Öyleyse iş dünyasının sadece sözde değil özde de eşitlik için adımlar atmasını sağlamak üzere güçlü bir irade ortaya koymak gerekiyor. Bu adımları atanlarla atmayanların ayrıştırılabilmesi için ise denetim mekanizması kurulması şart. Kadınlar Günü'nün iş dünyasının samimiyeti için turnusol etkisi taşıdığını bilerek biz de talebimizi ortaya koyalım ve iki seçenekten birinin hayata geçmesi yönünde beklentimizi vurgulayalım.
İlk seçenek, iş dünyasının, bir sivil toplum sisteminin denetimine açılarak özde eşitlik verilerini paylaşması olabilir. İyi düşünülmüş, tarafsız ve kapsamlı bir değerlendirme ile hangi kurumun ne kadar eşitlikçi yapıda olduğunu görmek, kurumların tüm paydaşları açısından kıymetli bir veri oluşturur. Kadın çalışanların eşit işe eşit ücret alıp almaması bir yana terfi sistemindeki olası engeller, kadın çalışanların kariyerine ket vuran ihtiyaçlarının giderilmesi için yapısal çözümler ve daha pek çok noktanın değerlendirileceği denetime ihtiyacımız büyük.

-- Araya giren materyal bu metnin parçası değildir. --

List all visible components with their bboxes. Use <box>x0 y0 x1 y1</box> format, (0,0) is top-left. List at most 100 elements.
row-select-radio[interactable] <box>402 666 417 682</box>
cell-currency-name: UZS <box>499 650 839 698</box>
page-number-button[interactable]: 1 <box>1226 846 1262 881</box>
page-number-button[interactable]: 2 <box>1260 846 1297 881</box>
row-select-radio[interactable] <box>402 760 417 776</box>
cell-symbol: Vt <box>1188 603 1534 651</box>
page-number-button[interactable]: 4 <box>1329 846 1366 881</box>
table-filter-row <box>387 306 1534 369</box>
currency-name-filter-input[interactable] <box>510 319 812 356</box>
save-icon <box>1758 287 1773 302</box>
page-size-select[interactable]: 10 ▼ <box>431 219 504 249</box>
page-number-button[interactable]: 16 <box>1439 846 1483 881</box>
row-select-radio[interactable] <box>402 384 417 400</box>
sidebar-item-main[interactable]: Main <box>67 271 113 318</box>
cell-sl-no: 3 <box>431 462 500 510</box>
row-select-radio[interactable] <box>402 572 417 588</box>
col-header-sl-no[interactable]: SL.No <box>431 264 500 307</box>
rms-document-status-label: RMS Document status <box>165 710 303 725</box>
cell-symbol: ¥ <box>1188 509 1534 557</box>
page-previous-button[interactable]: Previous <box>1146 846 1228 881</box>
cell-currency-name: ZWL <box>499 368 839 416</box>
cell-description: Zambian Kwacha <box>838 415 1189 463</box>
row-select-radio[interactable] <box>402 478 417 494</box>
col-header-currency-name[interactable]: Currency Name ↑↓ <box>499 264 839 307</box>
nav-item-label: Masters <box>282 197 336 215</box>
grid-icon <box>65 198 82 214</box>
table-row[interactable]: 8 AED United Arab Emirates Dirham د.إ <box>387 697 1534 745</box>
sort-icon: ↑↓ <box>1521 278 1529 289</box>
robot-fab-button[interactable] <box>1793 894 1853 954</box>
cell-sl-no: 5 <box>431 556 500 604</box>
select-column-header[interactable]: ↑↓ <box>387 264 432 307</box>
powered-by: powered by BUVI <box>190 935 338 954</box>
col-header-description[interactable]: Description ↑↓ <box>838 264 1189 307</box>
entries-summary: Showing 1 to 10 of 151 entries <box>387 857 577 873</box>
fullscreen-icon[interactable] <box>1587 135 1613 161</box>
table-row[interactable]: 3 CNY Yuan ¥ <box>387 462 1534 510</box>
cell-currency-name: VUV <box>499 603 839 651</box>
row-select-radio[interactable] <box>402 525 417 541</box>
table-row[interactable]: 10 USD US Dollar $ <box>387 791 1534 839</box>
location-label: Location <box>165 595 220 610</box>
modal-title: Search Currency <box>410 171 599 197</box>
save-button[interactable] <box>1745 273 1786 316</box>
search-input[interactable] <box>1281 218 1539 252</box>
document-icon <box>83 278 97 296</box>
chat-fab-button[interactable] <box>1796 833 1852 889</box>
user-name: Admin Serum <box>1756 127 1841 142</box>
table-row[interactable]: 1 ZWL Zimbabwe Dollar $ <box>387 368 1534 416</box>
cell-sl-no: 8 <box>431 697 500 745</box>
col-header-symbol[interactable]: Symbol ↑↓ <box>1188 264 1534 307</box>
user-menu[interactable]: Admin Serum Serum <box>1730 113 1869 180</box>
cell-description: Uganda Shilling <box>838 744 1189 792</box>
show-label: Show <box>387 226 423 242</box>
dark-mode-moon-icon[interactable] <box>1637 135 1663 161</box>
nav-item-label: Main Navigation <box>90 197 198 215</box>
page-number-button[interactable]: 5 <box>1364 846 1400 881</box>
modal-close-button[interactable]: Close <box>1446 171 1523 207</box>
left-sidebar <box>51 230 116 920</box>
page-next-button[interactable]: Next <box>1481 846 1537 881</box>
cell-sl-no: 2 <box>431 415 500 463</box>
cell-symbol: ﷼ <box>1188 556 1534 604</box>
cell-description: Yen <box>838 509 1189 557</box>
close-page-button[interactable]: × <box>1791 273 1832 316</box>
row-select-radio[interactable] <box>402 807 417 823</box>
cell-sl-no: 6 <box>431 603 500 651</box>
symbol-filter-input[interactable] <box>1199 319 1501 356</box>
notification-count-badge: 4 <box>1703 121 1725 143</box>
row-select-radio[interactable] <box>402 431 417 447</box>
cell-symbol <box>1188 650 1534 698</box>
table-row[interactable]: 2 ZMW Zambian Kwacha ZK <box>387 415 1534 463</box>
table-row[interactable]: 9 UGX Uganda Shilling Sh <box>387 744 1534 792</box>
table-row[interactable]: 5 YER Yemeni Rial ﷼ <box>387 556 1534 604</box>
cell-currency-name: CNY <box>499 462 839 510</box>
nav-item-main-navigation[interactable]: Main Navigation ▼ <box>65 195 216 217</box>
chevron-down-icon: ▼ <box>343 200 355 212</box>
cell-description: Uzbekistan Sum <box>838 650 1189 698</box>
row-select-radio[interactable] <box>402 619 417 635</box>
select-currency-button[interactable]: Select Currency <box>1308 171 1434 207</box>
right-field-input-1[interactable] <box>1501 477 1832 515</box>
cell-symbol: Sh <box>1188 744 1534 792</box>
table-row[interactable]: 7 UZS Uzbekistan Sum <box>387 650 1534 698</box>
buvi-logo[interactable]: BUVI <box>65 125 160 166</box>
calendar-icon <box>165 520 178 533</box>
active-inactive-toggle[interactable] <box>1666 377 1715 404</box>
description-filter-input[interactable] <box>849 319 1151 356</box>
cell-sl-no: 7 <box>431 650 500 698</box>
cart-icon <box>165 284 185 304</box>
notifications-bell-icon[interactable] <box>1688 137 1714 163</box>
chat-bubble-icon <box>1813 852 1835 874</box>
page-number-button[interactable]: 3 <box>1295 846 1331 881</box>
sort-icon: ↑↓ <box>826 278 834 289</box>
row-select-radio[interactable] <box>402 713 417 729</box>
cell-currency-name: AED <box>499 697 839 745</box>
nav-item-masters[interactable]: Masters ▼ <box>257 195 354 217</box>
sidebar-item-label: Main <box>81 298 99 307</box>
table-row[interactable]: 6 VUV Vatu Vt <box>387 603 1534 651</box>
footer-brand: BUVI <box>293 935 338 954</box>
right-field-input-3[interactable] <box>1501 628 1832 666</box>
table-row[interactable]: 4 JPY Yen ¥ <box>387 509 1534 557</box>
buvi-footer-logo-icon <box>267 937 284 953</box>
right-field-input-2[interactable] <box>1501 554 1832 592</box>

İkinci seçenek ise iş dünyasının kendi özdenetim mekanizmasını kurup bu alandaki samimiyetini daha güçlü şekilde kanıtlaması olabilir. Kapsamının ve kriterlerinin hem tarafların hem de bu alandaki bağımsız uzmanların katkılarıyla belirleneceği bir özdenetim mekanizması, katılımcıların itibarına ciddi ve kritik bir katkıda bulunacaktır. Toplumsal cinsiyet eşitliğine olan inancını 9 Mart'ta kaybetmediğini ispatlamak bir kurumu bütün "gender washing" iddialarından, olası yalan haberlerden ve bu anlamda yaşayabileceği tüm potansiyel krizlerden de koruyan kalkan görevi görür.
Her iki seçenek de iş dünyası için cesur adımlar anlamına gelir ve cesaret her kuruma çok yakışır.